Pokhara — Dreaming a Place
April 3, 2026
I arrived in Pokhara carrying a memory.
Not just of a place, but of how it once met me—more open, more spare… quieter somehow. That earlier encounter has stayed with me, and I can feel it here as I walk along the edge of Phewa Lake.

What I find now is different.
The lakeside is built up. There are now high rise hotels. Cafés and shops line the streets in a way that feels familiar—almost interchangeable with other places I’ve been.

And yet…
as I walk, something else is here too.
The light still catches the lake in a particular way. The Himalaya—off in the distance—appear and disappear behind the nearer hills. There are moments when what’s been built recedes, not because it goes away, but because something quieter comes forward.
Not something I’m trying to find.
More something that shows up when I slow down enough to notice.
I find myself moving between these layers.
What is here now.
What I remember.
What I’m sensing as I walk.
They don’t cancel each other out. If anything, they seem to sit alongside one another… not always comfortably, but not in conflict either.
It has me wondering what a place actually is.
I was reminded of something a mentor once shared. He had been speaking with an Aboriginal elder in Australia and mentioned how the Red Kangaroo had disappeared from a particular area. The elder responded, “Nope. Now we have Red Kangaroo Dreaming.”
I remember hearing that years ago and not quite knowing what to do with it.
Standing here now, it lands differently.
Something can disappear in its physical form… and yet not be gone.
Not just as memory.
But as something that continues to move—subtly—through how we sense, how we orient, how we meet what’s in front of us.
Walking here, I begin to notice that what I thought I had lost in Pokhara may not be lost in the way I imagined.
The earlier Pokhara—the one I remember—is not here in the same outward way.
But it doesn’t feel absent either.
It shows up in moments. In the way my attention settles. In a kind of quiet recognition that’s hard to locate in anything I can point to directly.
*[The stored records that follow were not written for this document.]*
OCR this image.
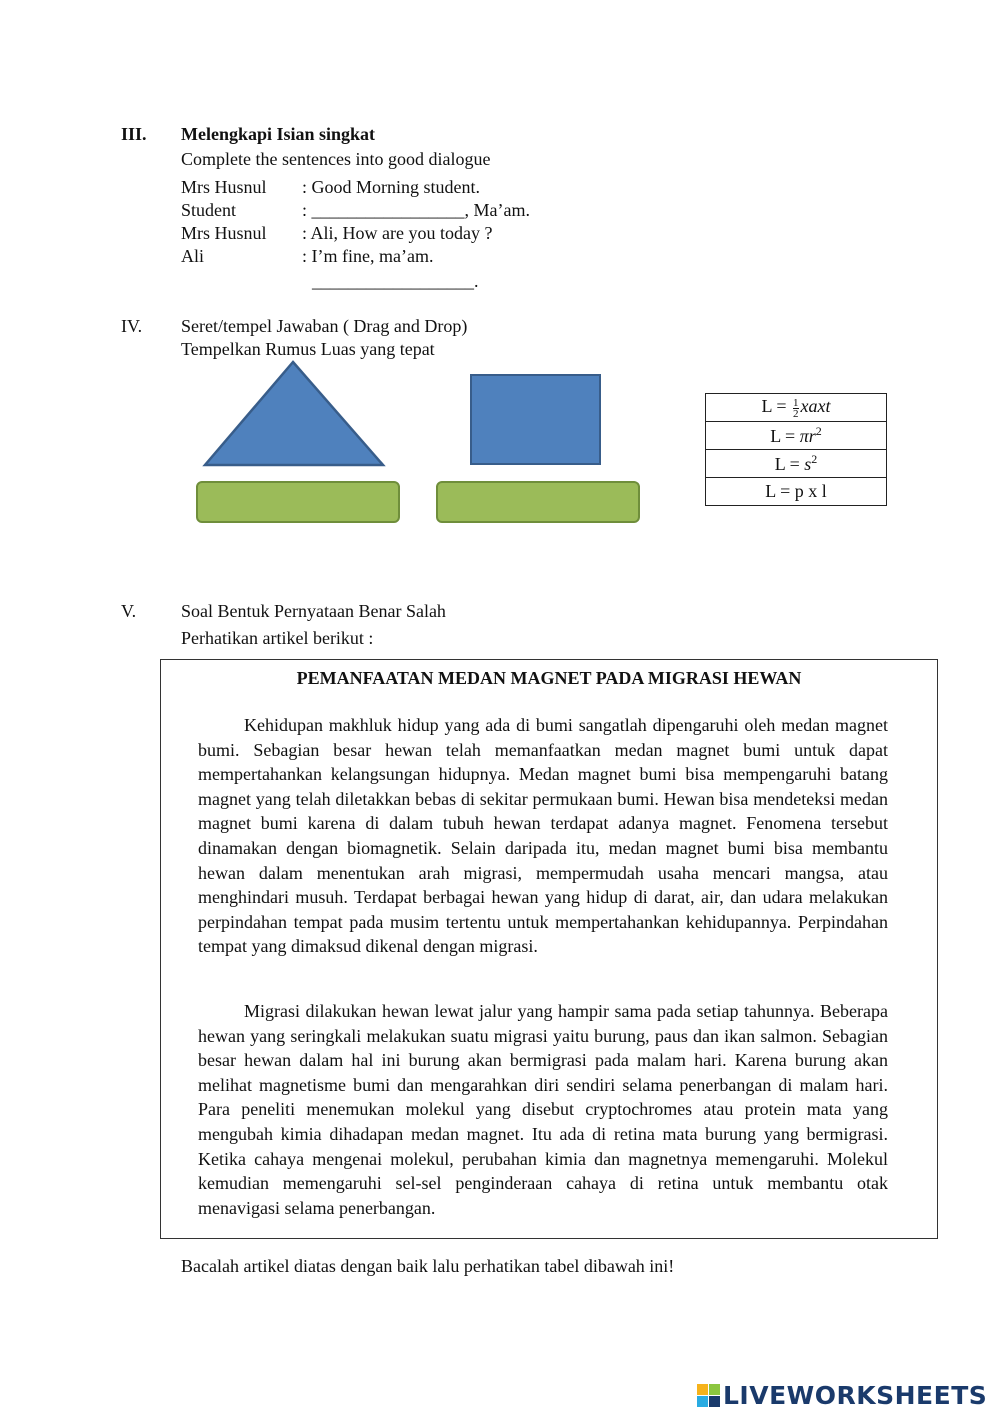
III. Melengkapi Isian singkat
Complete the sentences into good dialogue
Mrs Husnul : Good Morning student.
Student	: _________________, Ma’am.
Mrs Husnul : Ali, How are you today ?
Ali	: I’m fine, ma’am.
__________________.
IV. Seret/tempel Jawaban ( Drag and Drop)
Tempelkan Rumus Luas yang tepat
$L = \frac{1}{2}$ xaxt
$L = \pi r^2$
$L = s^2$
L = p x l
V. Soal Bentuk Pernyataan Benar Salah
Perhatikan artikel berikut :
PEMANFAATAN MEDAN MAGNET PADA MIGRASI HEWAN
Kehidupan makhluk hidup yang ada di bumi sangatlah dipengaruhi oleh medan magnet bumi. Sebagian besar hewan telah memanfaatkan medan magnet bumi untuk dapat mempertahankan kelangsungan hidupnya. Medan magnet bumi bisa mempengaruhi batang magnet yang telah diletakkan bebas di sekitar permukaan bumi. Hewan bisa mendeteksi medan magnet bumi karena di dalam tubuh hewan terdapat adanya magnet. Fenomena tersebut dinamakan dengan biomagnetik. Selain daripada itu, medan magnet bumi bisa membantu hewan dalam menentukan arah migrasi, mempermudah usaha mencari mangsa, atau menghindari musuh. Terdapat berbagai hewan yang hidup di darat, air, dan udara melakukan perpindahan tempat pada musim tertentu untuk mempertahankan kehidupannya. Perpindahan tempat yang dimaksud dikenal dengan migrasi.
Migrasi dilakukan hewan lewat jalur yang hampir sama pada setiap tahunnya. Beberapa hewan yang seringkali melakukan suatu migrasi yaitu burung, paus dan ikan salmon. Sebagian besar hewan dalam hal ini burung akan bermigrasi pada malam hari. Karena burung akan melihat magnetisme bumi dan mengarahkan diri sendiri selama penerbangan di malam hari. Para peneliti menemukan molekul yang disebut cryptochromes atau protein mata yang mengubah kimia dihadapan medan magnet. Itu ada di retina mata burung yang bermigrasi. Ketika cahaya mengenai molekul, perubahan kimia dan magnetnya memengaruhi. Molekul kemudian memengaruhi sel-sel penginderaan cahaya di retina untuk membantu otak menavigasi selama penerbangan.
Bacalah artikel diatas dengan baik lalu perhatikan tabel dibawah ini!
LIVEWORKSHEETS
Almost as if the place continues… not only out there, but through how it is being lived here, now.
That shifts something for me.
Or maybe it’s more accurate to say—it opens something.
We tend to think of place as something fixed. Buildings, roads, what’s visible. And clearly those things change. Sometimes dramatically.
But that doesn’t seem to be the whole of it.
There’s something else here—less obvious, not always foregrounded—but still present. And at times it feels as though my earlier encounters with this place are part of how I’m able to notice that now.
Which brings me back to that line—Red Kangaroo Dreaming.
Maybe when something we’ve known changes or even disappears, it doesn’t only leave a gap.
Maybe it also shows up differently.
As a kind of orientation.
A subtle pull.
Even a longing.
Not something to resolve.
But something that keeps us in relationship.
As I continue walking along the lake, I notice I’m less concerned with how Pokhara should be.
And more interested in how it’s revealing itself… moment to moment.

The surface has changed. That’s clear.
And still, something remains.
Not quite where it used to be.
Not quite the same.
But not gone either.
And in noticing that… something in me settles.
Not because I’ve figured it out.
But because I’m back in contact with it.